Damselflies and dragonflies are very similar but can be separated by looking at their wings. In dragonflies the hind wings are slightly broader than the forewings and in damselflies both wings are more or less similar size. Wings are held horizontally to the body in dragonflies and vertically in damselflies when at rest.



The nymphs of these insects are aquatic and bear only a slight similarity to the adults. They are wingless and have a broader more flattened body shape. Dragonflies have gills within their body while damselflies have 3 leaf-like gills protruding from the tip of the abdomen (see below).

Damselfly Nymph
Damselfly Nymph

Life Cycle
Mating usually takes place on the wing and the male will guard the female as she flies along the water surface depositing her eggs. The nymph spend almost their entire life underwater and moult up to 15 times before they are ready to emerge.
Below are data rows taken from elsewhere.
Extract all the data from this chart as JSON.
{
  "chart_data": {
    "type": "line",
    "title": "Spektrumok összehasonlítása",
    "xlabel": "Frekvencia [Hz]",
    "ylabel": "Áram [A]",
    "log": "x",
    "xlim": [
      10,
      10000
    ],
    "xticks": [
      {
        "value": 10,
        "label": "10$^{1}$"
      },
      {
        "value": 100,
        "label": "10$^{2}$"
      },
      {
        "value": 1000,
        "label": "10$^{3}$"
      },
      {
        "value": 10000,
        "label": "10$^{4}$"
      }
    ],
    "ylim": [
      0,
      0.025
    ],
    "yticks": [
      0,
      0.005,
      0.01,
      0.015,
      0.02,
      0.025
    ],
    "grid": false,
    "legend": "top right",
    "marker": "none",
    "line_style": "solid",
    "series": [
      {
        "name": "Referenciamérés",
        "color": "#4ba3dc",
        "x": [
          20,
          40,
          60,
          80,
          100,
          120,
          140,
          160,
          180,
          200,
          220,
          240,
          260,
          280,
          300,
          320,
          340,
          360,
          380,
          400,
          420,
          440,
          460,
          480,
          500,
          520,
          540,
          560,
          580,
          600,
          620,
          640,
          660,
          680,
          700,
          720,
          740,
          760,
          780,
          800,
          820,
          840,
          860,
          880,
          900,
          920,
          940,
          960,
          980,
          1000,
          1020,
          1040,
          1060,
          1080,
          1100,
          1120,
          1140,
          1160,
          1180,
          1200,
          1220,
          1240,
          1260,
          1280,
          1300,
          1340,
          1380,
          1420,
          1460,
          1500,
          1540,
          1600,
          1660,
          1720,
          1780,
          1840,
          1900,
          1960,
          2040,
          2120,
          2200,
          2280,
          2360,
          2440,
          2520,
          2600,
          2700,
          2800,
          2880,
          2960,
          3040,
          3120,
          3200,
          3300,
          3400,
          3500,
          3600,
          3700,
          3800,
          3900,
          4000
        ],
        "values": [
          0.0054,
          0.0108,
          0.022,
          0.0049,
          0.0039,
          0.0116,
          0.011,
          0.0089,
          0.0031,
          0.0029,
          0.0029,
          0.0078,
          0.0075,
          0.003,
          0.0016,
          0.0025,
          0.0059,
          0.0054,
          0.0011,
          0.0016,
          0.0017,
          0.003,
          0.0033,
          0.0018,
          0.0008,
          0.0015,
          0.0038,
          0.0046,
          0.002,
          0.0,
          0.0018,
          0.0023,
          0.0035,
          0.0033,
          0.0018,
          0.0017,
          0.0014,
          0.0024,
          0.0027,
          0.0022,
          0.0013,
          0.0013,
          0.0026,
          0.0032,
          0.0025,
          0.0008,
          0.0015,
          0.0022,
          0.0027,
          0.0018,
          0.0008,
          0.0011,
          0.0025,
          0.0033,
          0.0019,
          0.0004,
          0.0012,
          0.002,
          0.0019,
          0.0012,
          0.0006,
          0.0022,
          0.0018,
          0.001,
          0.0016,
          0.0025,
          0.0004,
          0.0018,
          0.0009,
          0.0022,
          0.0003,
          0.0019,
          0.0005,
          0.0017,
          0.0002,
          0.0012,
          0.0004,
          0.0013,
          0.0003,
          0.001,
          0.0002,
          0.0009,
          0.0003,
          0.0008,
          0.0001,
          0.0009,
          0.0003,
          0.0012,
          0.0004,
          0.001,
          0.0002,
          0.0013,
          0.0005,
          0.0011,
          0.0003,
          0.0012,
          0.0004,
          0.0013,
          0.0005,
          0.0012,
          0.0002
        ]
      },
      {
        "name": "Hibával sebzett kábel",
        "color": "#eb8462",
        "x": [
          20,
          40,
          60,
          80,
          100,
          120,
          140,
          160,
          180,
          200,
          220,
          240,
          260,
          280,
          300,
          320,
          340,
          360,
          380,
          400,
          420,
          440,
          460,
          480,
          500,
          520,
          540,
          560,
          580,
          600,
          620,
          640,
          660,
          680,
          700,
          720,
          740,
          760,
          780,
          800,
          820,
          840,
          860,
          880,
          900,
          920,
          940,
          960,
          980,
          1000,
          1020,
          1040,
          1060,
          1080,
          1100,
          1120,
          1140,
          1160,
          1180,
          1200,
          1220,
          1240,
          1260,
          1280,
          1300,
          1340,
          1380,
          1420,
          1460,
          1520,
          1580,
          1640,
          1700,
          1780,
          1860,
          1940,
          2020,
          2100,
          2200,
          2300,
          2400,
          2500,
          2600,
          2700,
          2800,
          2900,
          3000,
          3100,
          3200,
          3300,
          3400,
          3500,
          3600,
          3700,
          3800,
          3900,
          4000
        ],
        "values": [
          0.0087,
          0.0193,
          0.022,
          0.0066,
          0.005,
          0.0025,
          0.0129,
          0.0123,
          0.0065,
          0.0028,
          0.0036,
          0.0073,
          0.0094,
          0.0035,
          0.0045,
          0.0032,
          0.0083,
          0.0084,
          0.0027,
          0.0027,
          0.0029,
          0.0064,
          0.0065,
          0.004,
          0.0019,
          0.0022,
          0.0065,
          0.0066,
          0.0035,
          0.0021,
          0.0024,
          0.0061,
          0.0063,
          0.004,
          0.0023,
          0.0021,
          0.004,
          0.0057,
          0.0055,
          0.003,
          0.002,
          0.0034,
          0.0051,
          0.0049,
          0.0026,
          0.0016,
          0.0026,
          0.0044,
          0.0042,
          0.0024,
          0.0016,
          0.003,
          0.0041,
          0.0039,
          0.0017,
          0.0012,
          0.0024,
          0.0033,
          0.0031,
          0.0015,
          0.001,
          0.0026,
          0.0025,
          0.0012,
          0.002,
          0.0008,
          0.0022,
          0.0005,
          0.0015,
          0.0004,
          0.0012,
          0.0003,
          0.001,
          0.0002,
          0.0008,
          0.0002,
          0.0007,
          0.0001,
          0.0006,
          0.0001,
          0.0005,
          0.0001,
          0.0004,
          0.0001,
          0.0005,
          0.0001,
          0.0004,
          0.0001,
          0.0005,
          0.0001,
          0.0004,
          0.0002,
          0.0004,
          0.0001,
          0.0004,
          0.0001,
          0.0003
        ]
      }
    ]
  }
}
When fully mature the final instar crawls out onto overhanging rocks or vegetation where they shed their last nymphal skin and emerge as an adult ready to hunt and mate.

dragonfly nymphal skin
Dragonfly nymphal shed skin

Development is dependant on the species and where they live. For most species development takes 1 to 2 years but some species that utilise temporary water bodies grow rapidly and develop into adults after a couple of months. Adults generally live for just a few weeks.

Dragonflies and damselflies are carnivorous as both adults and nymphs. Nymphs feed on freshwater invertebrates catching them with specialised mouthparts that are able to spring forward and seize prey. Adults hunt by sight and prey on flying insects catching them on the wing with their legs.

Dragonflies and damselflies are found all over Australia and although they need water to breed, individuals can be seen flying many kilometres from freshwater. Males tend to be territorial staying close by water to guard their hunting and mating grounds. They can often be observed perched on a favourite vantage point, usually a branch or rock protruding from the water or flying rapidly across their territory. When guarding their territory they will often fly rapidly after intruders chasing them away before returning to the same perch.

Females often roam further from water in search of prey. The nymphs are predominantly aquatic, although one species in known to inhabit wet leaf litter in northern Queensland. The nymphs of dragonflies and damselflies can be found in many aquatic habitats including either sluggish or fast running freshwater creeks, rivers, stream and lakes, and some species inhabit the more saline habitats of inland waters.